RESEARCH: Synergistic Communication: A Collaborative Discovery with Female Coaches

Synergistic Communication: A Collaborative Discovery with Female Coaches

This story begins with an action research intervention study, which involved working alongside two female coaches of a female interuniversity sport team for an entire year. The goal of the intervention was to teach the coaches communication skills that would improve the personal and performance development of the players and themselves.

What emerged from this study has the potential to positively and dramatically influence coach education and development. The findings revealed how coaches’ roles, or what we call their ‘way of being’, are dramatically influenced by particular discourses that are normalized in sport culture. Their ‘way of being’ and these powerful discourses strongly affect coach behaviour and were challenged by the competing discourses introduced through the intervention.

In this research, a model of synergistic coaching was implemented. Synergistic coaching evolved from a solution-focused coaching model, which has its origins in humanistic psychology and uses language to enhance self-awareness, self-perception, positive emotions, autonomy, agency*, and goal striving. Most noteworthy perhaps is the fundamental principle of solution-focused coaching: the coach leads from behind.

This principle turns upside down our current model where the coach is the expert and athletes are docile. Instead, coaches lead with questions and approach problems or challenges with curiosity and, significantly, they believe that athletes have the innate wisdom, experience, strengths, and resources to solve their own problems.

Essentially, a synergistic coach aims to discover and uncover the athletes’ wholeness since it is every human being’s purpose to become their whole best self. A synergistic coach must learn to nurture, respect, and strengthen that wholeness. One way involves complimenting – a fundamental solution-focused practice.

Every day, athletes need to hear or learn something that is true about them, something the coach appreciated about them. If they failed, they need to know how much their effort was recognized; if they made mistakes, they need to know their risk- taking was appreciated. A synergistic coach recognizes that there is no such thing as a problem that is such one hundred percent of the time. There are always exceptions and coaches ask questions at those times because such questions improve coping, resilience, and critical thinking.

Synergistic coaches ensure that their athletes know they are already enough as human beings. Their athletes’ self-worth is not contingent on approval or wins. When athletes’ wholeness is facilitated, they perform from a deep, safe place of self-efficacy and agency. When diminished, they function below a level of wholeness that can incite fear, anxiety, depression, and alienation.

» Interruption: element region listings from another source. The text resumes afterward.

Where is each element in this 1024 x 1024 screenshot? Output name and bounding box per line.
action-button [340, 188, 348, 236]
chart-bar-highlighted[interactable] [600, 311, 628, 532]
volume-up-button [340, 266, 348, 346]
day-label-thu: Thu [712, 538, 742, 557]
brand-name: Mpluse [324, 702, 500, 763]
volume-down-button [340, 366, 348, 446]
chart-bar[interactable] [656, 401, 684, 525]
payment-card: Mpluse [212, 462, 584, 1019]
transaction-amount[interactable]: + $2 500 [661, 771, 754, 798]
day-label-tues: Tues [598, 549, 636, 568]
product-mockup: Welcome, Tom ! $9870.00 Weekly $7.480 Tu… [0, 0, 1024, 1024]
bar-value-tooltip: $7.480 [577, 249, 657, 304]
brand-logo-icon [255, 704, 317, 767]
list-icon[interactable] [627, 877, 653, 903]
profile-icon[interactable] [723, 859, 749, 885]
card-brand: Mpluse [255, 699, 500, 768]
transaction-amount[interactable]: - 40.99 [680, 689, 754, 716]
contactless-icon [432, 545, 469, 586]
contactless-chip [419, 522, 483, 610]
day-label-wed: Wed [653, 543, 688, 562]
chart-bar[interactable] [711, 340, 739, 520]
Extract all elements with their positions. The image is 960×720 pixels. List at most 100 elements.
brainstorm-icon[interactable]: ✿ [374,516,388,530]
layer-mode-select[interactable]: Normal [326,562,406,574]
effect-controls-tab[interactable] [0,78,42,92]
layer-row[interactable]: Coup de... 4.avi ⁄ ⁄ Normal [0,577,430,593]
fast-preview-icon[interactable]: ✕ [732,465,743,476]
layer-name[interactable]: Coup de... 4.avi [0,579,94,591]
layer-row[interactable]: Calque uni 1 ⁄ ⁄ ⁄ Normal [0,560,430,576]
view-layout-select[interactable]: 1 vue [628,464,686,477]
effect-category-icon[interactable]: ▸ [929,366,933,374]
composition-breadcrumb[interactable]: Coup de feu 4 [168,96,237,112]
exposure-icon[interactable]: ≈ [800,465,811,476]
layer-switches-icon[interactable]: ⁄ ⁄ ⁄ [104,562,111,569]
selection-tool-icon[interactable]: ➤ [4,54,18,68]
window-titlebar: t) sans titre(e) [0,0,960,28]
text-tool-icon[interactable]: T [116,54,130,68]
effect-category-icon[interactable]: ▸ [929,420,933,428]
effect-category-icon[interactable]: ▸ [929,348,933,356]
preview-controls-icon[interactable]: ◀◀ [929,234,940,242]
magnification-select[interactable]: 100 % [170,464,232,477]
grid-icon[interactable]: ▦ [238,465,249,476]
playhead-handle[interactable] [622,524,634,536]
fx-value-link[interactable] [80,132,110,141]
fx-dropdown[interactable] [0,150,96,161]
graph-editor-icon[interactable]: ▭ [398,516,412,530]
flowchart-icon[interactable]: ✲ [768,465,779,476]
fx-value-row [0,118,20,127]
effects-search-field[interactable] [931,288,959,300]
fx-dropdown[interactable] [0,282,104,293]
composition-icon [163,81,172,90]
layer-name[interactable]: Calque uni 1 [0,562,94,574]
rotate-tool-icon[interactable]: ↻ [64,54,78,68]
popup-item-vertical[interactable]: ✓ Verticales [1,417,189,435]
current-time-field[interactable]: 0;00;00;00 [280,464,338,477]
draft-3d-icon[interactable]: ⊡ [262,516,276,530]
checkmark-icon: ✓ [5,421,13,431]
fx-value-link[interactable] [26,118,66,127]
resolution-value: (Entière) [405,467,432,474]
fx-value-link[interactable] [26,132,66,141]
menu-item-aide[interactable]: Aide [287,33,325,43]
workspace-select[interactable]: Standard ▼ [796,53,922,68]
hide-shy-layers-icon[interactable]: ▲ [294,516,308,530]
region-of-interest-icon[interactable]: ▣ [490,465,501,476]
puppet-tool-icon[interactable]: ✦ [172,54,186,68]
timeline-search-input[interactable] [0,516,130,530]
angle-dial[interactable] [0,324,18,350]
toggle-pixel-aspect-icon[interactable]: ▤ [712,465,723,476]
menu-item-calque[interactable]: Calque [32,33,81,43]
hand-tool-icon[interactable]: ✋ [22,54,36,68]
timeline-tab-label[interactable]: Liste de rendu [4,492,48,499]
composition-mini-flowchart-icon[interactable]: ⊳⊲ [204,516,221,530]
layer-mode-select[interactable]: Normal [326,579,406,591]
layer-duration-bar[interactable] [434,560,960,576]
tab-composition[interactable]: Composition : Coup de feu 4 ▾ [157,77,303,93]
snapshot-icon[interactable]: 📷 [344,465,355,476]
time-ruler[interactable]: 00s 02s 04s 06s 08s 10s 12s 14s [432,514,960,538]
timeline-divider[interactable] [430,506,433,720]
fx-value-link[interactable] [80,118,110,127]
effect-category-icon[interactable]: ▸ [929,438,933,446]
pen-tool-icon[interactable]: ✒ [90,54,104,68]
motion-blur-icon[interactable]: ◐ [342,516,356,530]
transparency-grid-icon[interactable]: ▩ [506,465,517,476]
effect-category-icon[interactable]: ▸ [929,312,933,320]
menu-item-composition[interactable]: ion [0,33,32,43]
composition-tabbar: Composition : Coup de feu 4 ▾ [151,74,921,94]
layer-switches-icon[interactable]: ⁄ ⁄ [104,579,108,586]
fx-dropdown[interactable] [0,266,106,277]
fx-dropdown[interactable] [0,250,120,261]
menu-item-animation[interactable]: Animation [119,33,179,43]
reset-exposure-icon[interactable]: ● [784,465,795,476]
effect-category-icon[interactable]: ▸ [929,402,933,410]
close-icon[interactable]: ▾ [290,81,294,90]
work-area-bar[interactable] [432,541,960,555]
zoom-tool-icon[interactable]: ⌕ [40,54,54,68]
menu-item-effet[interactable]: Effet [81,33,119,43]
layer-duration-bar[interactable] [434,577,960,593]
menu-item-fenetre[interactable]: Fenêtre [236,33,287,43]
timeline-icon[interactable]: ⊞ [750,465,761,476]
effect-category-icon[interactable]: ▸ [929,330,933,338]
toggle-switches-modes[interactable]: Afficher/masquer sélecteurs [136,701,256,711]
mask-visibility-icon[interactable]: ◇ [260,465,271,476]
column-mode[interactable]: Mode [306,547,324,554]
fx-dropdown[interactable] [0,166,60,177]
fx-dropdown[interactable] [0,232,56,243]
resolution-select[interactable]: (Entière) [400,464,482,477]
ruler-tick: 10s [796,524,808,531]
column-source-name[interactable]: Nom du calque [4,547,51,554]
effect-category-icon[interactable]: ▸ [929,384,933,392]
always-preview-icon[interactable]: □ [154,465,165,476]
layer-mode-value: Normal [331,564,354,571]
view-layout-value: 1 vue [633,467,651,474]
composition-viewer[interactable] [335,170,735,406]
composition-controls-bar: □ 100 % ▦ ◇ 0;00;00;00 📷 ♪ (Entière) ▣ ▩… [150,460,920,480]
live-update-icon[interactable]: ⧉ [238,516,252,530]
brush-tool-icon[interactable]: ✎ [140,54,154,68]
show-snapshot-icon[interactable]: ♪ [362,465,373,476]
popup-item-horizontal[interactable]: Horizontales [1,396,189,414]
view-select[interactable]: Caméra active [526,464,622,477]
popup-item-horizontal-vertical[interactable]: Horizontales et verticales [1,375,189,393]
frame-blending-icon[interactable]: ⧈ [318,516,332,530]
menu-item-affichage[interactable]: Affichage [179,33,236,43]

Dr. Daniel Siegel calls this a no-brain statewhere our nervous system puts us into a reactive frame of mind that prevents us from processing information effectively, which in turn prevents us from being able to follow directions and make good decisions. Synergistic coaches are aware of their power with regard to the hidden wholeness of their athletes and create the conditions that enable the athletes to make their own discoveries. Through the art of question asking, key words, and solution-focused talk, synergistic communication helps coaches to develop the eyes to see and the ears to hear through an approach known as E.A.R.S.: elicit, amplify and reinforcestrengths and resources.